Переделкино: поверх заборов - страница 48
Теперь же мне кажется, что ни о каком Пастернаке он тогда вообще не думал – не занимал его вовсе Пастернак. Он думал о правоте дела, которым был занят, – и не отвлекался на мысли ни о чем довоенном (кроме, может быть, мыслей о Валентине Васильевне).
Заместитель Симонова по “Новому миру” Александр Кривицкий говорил про Пастернака: “Ну как же крупный поэт может, чтобы в стихах не было ничего о войне, о народе?”
Значит, не в стихах дело (хотя и в стихах: почти наизусть помню, как герой стихотворения Пастернака, увидев из машины зарево салюта, “шествует” потом “на пункт проверочно-контрольный узнать, какую новость чествуют зарницами первопрестольной”) – не в стихах, так в прозе: не станет же Кривицкий спорить с тем, что “Доктор Живаго” не о народе.
“Доктор Живаго”, между прочим, сочиняемый одновременно с политическим циклом стихов Симонова и началами его прозы, и столкнет Бориса Леонидовича с Константином Михайловичем в “Новом мире”, когда главный редактор исторически отклонит публикацию романа – и никогда от сознания правильности своего решения не откажется.
И в неприятии “Доктора Живаго” Симонов искренен – они с Пастернаком вроде бы в одной стране жили, но ощущали ее совершенно по-разному.
Я не раз по ходу рассказа о Симонове повторял – и повторю еще, возможно, как много он работал (и это, кстати, тоже стало общим местом мнения о нем).
Но разве мало работал Пастернак?
Только вот замечаю, что, вспоминая Пастернака, мы говорим о стихах (и прозе, кто читал), а не об исключительном его трудолюбии.
Я думаю, и эстетически Пастернак Симонову интересен не был.

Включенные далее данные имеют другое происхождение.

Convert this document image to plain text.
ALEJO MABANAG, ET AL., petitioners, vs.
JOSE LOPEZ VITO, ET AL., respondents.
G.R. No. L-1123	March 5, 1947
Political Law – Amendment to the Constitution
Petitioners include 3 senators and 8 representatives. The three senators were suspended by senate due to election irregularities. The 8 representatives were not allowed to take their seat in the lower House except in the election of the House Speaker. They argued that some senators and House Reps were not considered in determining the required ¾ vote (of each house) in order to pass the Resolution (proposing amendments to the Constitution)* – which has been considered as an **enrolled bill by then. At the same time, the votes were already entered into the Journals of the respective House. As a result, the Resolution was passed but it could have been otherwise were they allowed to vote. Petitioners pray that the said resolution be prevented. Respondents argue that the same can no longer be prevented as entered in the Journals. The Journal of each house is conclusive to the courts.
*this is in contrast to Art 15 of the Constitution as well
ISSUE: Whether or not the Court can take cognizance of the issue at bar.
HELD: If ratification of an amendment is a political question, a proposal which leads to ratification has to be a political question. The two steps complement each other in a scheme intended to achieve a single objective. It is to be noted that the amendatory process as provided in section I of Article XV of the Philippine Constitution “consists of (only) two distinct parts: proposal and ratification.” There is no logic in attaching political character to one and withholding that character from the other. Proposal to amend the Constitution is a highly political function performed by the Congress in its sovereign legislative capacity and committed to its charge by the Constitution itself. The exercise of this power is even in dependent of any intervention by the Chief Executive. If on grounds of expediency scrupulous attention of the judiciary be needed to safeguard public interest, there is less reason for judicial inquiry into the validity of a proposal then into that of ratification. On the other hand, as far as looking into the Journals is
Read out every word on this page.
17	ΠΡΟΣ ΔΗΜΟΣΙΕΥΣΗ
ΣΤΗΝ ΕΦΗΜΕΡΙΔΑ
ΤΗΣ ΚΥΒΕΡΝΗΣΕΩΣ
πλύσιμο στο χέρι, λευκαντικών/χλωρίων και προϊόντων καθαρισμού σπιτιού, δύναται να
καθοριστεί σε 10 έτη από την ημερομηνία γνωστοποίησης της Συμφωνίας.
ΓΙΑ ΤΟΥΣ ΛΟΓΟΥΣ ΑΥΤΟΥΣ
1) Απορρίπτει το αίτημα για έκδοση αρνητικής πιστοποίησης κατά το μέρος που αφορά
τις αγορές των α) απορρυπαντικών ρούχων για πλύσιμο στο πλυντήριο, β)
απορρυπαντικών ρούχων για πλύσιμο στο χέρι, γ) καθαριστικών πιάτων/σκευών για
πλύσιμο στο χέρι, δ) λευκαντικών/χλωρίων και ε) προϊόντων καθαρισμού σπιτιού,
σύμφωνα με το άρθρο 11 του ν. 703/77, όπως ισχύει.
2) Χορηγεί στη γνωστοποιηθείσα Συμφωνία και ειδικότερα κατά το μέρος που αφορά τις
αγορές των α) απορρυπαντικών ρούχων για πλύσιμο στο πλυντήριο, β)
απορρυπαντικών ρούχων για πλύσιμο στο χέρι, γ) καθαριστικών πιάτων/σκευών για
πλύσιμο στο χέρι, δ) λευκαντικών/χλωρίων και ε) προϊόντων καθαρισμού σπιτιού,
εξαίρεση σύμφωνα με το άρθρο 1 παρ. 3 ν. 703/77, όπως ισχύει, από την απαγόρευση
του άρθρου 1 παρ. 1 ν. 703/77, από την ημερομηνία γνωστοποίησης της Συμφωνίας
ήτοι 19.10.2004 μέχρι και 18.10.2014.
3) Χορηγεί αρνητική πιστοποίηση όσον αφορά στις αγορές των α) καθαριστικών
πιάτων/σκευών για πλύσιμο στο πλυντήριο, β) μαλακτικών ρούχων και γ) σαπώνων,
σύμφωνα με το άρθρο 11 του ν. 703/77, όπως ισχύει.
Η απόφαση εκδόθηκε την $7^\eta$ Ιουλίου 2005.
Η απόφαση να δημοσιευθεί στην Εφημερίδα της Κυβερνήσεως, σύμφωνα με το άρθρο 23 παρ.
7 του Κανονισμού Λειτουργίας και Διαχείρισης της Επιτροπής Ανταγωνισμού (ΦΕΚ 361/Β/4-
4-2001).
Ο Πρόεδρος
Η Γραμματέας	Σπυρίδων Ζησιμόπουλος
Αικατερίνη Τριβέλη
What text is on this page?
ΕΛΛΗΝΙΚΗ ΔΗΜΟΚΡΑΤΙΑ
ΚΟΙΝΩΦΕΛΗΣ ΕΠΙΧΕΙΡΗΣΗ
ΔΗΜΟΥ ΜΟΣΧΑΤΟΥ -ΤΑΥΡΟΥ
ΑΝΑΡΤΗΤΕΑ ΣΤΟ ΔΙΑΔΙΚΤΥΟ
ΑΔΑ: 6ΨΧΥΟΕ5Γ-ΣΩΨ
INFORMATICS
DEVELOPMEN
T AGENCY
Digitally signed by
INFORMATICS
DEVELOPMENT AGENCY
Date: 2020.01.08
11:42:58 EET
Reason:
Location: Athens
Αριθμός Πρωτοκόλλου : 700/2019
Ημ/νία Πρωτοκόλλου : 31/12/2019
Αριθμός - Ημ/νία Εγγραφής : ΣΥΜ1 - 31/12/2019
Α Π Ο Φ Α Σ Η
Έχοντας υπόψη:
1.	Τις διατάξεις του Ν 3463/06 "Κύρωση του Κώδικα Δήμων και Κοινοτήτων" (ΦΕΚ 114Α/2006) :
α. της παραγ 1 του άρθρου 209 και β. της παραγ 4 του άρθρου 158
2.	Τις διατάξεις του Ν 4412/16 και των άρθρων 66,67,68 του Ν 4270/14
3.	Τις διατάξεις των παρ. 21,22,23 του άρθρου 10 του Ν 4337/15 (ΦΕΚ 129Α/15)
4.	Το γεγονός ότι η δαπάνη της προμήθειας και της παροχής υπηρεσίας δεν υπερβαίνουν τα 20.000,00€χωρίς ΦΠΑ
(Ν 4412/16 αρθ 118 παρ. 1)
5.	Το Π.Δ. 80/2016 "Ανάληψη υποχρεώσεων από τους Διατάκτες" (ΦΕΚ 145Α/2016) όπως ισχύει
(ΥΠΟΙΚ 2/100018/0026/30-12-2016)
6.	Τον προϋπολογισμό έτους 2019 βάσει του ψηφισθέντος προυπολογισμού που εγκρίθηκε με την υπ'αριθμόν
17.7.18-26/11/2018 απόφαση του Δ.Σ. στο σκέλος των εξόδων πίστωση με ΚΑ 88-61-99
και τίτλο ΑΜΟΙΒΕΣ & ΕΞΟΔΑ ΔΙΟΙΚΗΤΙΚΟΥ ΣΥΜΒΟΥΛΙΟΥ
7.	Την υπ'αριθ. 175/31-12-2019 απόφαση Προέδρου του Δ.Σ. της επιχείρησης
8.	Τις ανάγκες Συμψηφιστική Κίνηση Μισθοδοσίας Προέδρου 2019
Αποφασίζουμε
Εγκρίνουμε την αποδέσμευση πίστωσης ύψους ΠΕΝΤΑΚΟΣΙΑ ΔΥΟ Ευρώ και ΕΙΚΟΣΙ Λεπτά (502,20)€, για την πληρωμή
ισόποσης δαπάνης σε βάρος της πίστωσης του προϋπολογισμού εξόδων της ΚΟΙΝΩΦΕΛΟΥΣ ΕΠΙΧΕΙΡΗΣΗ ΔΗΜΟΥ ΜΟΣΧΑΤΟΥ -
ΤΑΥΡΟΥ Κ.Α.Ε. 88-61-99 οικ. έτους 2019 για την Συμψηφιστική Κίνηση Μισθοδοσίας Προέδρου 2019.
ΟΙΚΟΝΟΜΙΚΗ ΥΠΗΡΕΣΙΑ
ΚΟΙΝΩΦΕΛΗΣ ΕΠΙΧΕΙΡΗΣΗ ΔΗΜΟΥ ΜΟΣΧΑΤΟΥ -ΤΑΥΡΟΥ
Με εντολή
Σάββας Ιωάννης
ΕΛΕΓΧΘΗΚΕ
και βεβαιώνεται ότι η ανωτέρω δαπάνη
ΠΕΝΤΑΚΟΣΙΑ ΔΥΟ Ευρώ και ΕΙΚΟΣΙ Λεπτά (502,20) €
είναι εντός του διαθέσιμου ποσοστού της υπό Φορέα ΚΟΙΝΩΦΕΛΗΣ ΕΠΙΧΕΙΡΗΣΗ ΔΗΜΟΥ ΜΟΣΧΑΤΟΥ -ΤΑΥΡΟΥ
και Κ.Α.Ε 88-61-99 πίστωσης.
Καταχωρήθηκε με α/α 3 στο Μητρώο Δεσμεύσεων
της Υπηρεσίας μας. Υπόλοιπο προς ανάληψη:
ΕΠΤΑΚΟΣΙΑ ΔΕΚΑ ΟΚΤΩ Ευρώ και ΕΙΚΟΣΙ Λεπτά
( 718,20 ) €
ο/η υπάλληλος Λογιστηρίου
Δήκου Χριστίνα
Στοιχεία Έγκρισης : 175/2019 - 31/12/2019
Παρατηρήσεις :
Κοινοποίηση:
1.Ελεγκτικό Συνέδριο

Скорее уж, Владимир Луговской (потом описанный в “Двадцати днях без войны” с превосходством человека, храбро воевавшего, перед тем, кто не смог преодолеть животного страха, но все равно сочувственно, с любовью за прошлое, может быть). А из мировых знаменитостей – Киплинг, конечно.
В довоенном симоновском “Генерале” у венгра-генерала “в кофейнике кофе клокочет” – и это не отзвук ли киплинговского “солдат, учись свой труп носить, учись…” чему-то там еще. “Учись [вот к чему я] свой кофе кипятить…” забыл на чем (про генерала у Симонова помню лучше).
Конечно, ни в стихах, ни в прозе военного времени – никакого кофе от Киплинга. В русской армии кофе не пьют – представьте себе, что Василий Теркин после переправы станет пить кофе, а не попросит у начальника второй рюмки, раз переправлялся “в два конца”.
Симонов съехал с арендованной дачи в свою, купленную у Федора Гладкова на другом конце Переделкина – уже не в городке писателей, а ближе к резиденции патриарха и железной дороге; и расчет произошел (помню разговоры об этом в поселке) прямо перед денежной реформой – и Гладков, не успевавший распорядиться вырученной от продажи суммой, злился на Симонова.
Корней Чуковский огорчался, что писатели в Переделкине мало говорят на серьезные литературные темы, редко читают друг другу свои рукописи – у них в дореволюционной Коуоккале все было по-другому.
А Симонову такого рода общения не требовалось, он хотел обособиться – и не нравилось ему, наверное, жить на арендованной даче.
Вместо Симонова на второй этаж дачи въехал его друг Борис Горбатов – и жизнь этой семьи тоже проходила у меня на глазах. Но, кроме красавицы падчерицы Инги Окуневской (никогда ее потом не видел), ничего про Горбатова обычно не вспоминаю.
Прозы Горбатова я не читал – только стихи Симонова, ему посвященные, и воспоминания сына Симонова Алексея Кирилловича, очень комплиментарно оценившего нашего соседа, совсем недолго прожившего напротив, – тот, наоборот, переехал ближе к Пастернаку, чуть ли не в дачу Афиногенова. Дома у нас Горбатов не бывал, хотя до войны они с отцом знакомство водили и Горбатов отцу написал вроде стихотворения: “Скажу тебе я наудачу, тебя погубит дача”. Моя матушка считала, что в сказанном довоенным Горбатовым свой резон имелся.